Generalmente non amo i luoghi comuni, da musicista ho una mente piuttosto libera e priva di schemi. Sono sempre pronta ad accogliere nuove proposte e nuovi punti di vista e non ho, solitamente, problemi a mettermi in discussione. Trovo estremamente stimolante confrontarmi e prendere in considerazione le diverse prospettive. Con registi e direttori che si confrontano con tatto non ci sono mai problemi.
Quale personaggio è nei suoi programmi futuri, o meglio che le piacerebbe interpretare?
Tanti, ognuno al tempo giusto. Sicuramente i ruoli seri di Rossini.
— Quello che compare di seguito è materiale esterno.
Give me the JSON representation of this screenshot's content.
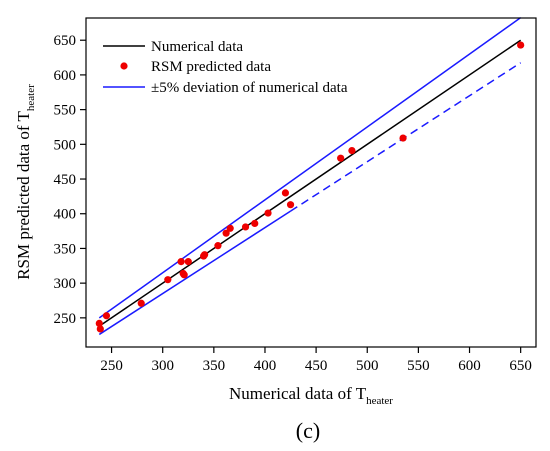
{
  "chart_data": {
    "type": "scatter",
    "xlabel": "Numerical data of T",
    "xlabel_sub": "heater",
    "ylabel": "RSM predicted data  of T",
    "ylabel_sub": "heater",
    "xlim": [
      225,
      665
    ],
    "ylim": [
      208,
      682
    ],
    "xticks": [
      250,
      300,
      350,
      400,
      450,
      500,
      550,
      600,
      650
    ],
    "yticks": [
      250,
      300,
      350,
      400,
      450,
      500,
      550,
      600,
      650
    ],
    "legend_position": "top-left",
    "panel_label": "(c)",
    "series": [
      {
        "name": "Numerical data",
        "kind": "line",
        "color": "#000000",
        "points": [
          [
            240,
            240
          ],
          [
            650,
            650
          ]
        ]
      },
      {
        "name": "RSM predicted data",
        "kind": "scatter",
        "color": "#ee0000",
        "points": [
          [
            238,
            242
          ],
          [
            239,
            234
          ],
          [
            245,
            253
          ],
          [
            279,
            271
          ],
          [
            305,
            305
          ],
          [
            318,
            331
          ],
          [
            320,
            314
          ],
          [
            321,
            312
          ],
          [
            325,
            331
          ],
          [
            340,
            339
          ],
          [
            341,
            341
          ],
          [
            354,
            354
          ],
          [
            362,
            372
          ],
          [
            366,
            379
          ],
          [
            381,
            381
          ],
          [
            390,
            386
          ],
          [
            403,
            401
          ],
          [
            420,
            430
          ],
          [
            425,
            413
          ],
          [
            474,
            480
          ],
          [
            485,
            491
          ],
          [
            535,
            509
          ],
          [
            650,
            643
          ]
        ]
      },
      {
        "name": "±5% deviation of numerical data",
        "kind": "band",
        "color": "#1a1aff",
        "upper": [
          [
            238,
            249.9
          ],
          [
            650,
            682.5
          ]
        ],
        "lower_solid": [
          [
            238,
            226.1
          ],
          [
            425,
            403.75
          ]
        ],
        "lower_dashed": [
          [
            425,
            403.75
          ],
          [
            650,
            617.5
          ]
        ]
      }
    ]
  }
}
E poi Charlotte nel Werther, sicuramente Carmen e altri ruoli del repertorio francese.
I prossimi impegni dopo Martina Franca?
Volerò subito a Seul per Così fan tutte, al rientro in Italia il debutto come Isabella ne L’Italiana in Algeri, l’inaugurazione della stagione dell’Orchestra della Toscana cantando nello Stabat Mater di Rossini diretto da Gianluigi Gelmetti, il debutto alla Royal Opera House di Muscat nell’opera Lakmè di Delibes.